A Hospitalidade, mais do que nunca, era a força motriz e o que norteava as nossas decisões, não só dentro de portas, mas também fora. Hospitalidade não apenas como “um simples acolhimento ao hóspede, mas antes como uma radical «inclusão» do hóspede no âmbito da própria roda de afazeres do hospedeiro, na sua tutela contra os inimigos, na sua proteção, no seu profundo respeito existencial, no cuidado da sua pessoa perante todas as possíveis necessidades.”
Era tempo de agir. Começamos por contactar os beneficiários para um exercício de psicoeducação, primeiro para desmistificar algumas ideias sobre este novo vírus, depois para transmitir estratégias que permitissem às pessoas manterem-se seguras. Percebemos, nestes contactos, que também as pessoas estariam com demasiado medo de nos receber, pelo que os contactos por telefone ou videochamada eram bem-vindos.

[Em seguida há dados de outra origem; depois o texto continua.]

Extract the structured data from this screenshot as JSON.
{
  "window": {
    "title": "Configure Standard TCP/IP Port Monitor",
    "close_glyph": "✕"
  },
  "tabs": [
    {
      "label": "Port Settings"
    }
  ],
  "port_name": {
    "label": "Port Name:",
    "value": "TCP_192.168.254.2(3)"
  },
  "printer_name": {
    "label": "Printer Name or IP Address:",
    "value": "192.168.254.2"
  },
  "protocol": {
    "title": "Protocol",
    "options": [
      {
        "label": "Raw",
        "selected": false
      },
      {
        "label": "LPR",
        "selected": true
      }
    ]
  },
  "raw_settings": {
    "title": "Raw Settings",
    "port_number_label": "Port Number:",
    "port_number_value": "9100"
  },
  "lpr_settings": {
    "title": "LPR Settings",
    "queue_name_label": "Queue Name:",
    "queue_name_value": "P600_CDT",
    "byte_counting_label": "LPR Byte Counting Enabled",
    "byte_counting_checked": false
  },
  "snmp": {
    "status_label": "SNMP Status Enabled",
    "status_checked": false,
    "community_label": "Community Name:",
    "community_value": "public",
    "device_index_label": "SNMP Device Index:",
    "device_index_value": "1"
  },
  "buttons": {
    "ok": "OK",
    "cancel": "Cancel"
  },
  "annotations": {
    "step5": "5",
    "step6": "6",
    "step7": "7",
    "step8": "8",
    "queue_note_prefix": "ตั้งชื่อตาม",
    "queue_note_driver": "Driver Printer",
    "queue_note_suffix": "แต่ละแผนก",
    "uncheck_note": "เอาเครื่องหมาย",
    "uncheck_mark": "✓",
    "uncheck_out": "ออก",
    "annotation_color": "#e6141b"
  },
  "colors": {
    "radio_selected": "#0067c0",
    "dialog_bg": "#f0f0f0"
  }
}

Com o material de proteção já disponível, foi possível aproximar o contato, nesta fase a meteorologia também ajudou. Começamos a fazer visitas no exterior das casas, com equipamento de proteção que trocávamos a cada visita. Na cabeça tocava o disco – “Não senta; não toca em nada nem em ninguém; mantém afastamento”. Sentia que a preparação da medicação, que acontecia em alguns casos, era sempre um momento delicado, nesse caso havia toque e depois ficava o: “E se…”. Ao longo do tempo e com a vacinação, aligeiramos medidas, mas ainda hoje usamos máscara. Há pessoas que reconheço pelo andar, pela expressão verbal, mas certamente se passar por elas na rua, sem máscara vou ter dificuldade em reconhecer o rosto. A pandemia tirou-nos algumas coisas é certo, mas não levou tudo. No CuiDando, conseguimos passar por isto sem perder uma vida para o vírus, sem internamentos agudos por descompensação. Sinto que saímos mais fortes e com uma perceção por parte dos beneficiários de que somos resposta e apoio nos momentos mais delicados. Acredito até que estes momentos de crise vieram reforçar o nosso sentido de missão e compromisso no – Fazer Bem, o Bem!